Long genes linked to autism spectrum disorders harbor broad enhancer-like chromatin domains

Genetic variants associated with autism spectrum disorders (ASDs) are enriched in genes encoding synaptic proteins and chromatin regulators. Although the role of synaptic proteins in ASDs is widely studied, the mechanism by which chromatin regulators contribute to ASD risk remains poorly understood. Upon profiling and analyzing the transcriptional and epigenomic features of genes expressed in the cortex, we uncovered a unique set of long genes that contain broad enhancer-like chromatin domains (BELDs) spanning across their entire gene bodies. Analyses of these BELD genes show that they are highly transcribed with frequent RNA polymerase II (Pol II) initiation and low Pol II pausing, and they exhibit frequent chromatin-chromatin interactions within their gene bodies. These BELD features are conserved from rodents to humans, are enriched in genes involved in synaptic function, and appear post-natally concomitant with synapse development.
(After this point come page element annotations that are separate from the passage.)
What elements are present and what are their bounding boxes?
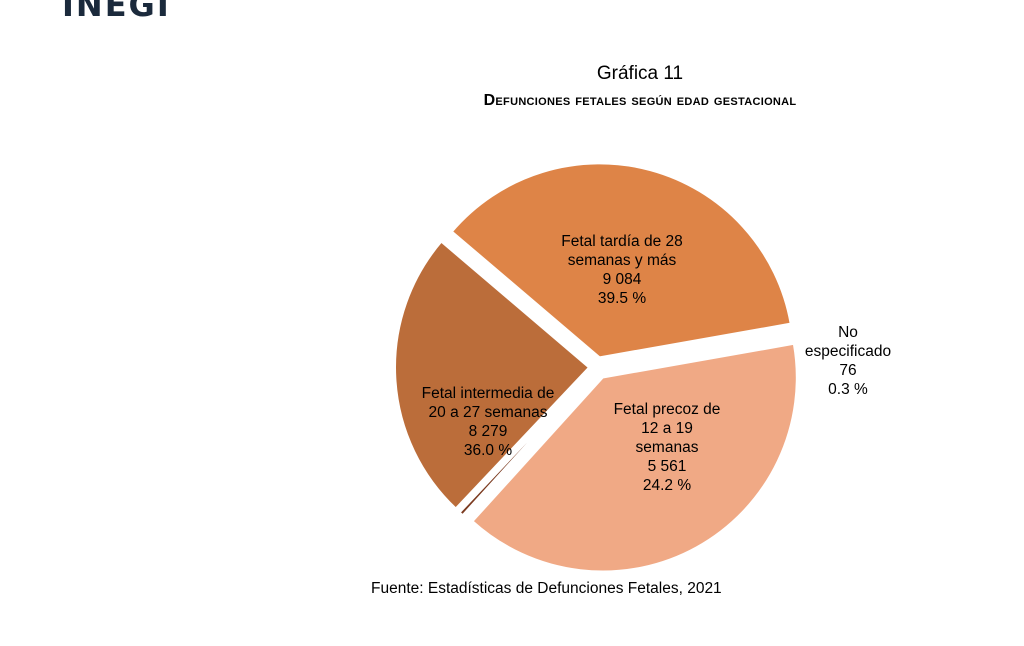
chart-source: Fuente: Estadísticas de Defunciones Feta… [371,580,722,597]
chart-heading: Gráfica 11 Defunciones fetales según eda… [360,62,920,112]
slice-label: No especificado 76 0.3 % [805,324,891,398]
slice-category: especificado [805,343,891,360]
inegi-logo: INEGI [62,0,171,24]
pie-slice [394,240,591,510]
slice-percent: 0.3 % [828,381,868,398]
slice-category: Fetal intermedia de [422,385,555,402]
slice-value: 76 [839,362,856,379]
slice-percent: 24.2 % [643,477,691,494]
slice-percent: 36.0 % [464,442,512,459]
pie-labels: Fetal tardía de 28 semanas y más 9 084 39.5… [422,233,891,494]
pie-slice [471,342,798,573]
slice-label: Fetal intermedia de 20 a 27 semanas 8 279 3… [422,385,555,459]
pie-slice [458,370,594,517]
slice-value: 8 279 [469,423,508,440]
slice-category: Fetal tardía de 28 [561,233,683,250]
slice-label: Fetal precoz de 12 a 19 semanas 5 561 24.2 % [614,401,721,494]
slice-value: 5 561 [648,458,687,475]
slice-category: No [838,324,858,341]
slice-label: Fetal tardía de 28 semanas y más 9 084 39.5… [561,233,683,307]
pie-slice [450,162,792,359]
slice-category: semanas [636,439,699,456]
chart-title: Defunciones fetales según edad gestacion… [483,92,797,109]
slice-category: Fetal precoz de [614,401,721,418]
slice-category: semanas y más [568,252,677,269]
slice-category: 12 a 19 [641,420,693,437]
chart-subtitle: Gráfica 11 [596,63,684,84]
slice-percent: 39.5 % [598,290,646,307]
pie-slices [394,162,798,573]
slice-value: 9 084 [603,271,642,288]
slice-category: 20 a 27 semanas [429,404,548,421]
Importantly, we find that BELD genes are highly implicated in neurodevelopmental disorders, particularly ASDs, and that their expression is preferentially down-regulated in individuals with idiopathic autism. Finally, we find that the transcription of BELD genes is particularly sensitive to alternations in ASD-associated chromatin regulators. These findings suggest that the epigenomic regulation of BELD genes is important for post-natal cortical development and lend support to a model by which mutations in chromatin regulators causally contribute to ASDs by preferentially impairing BELD gene transcription.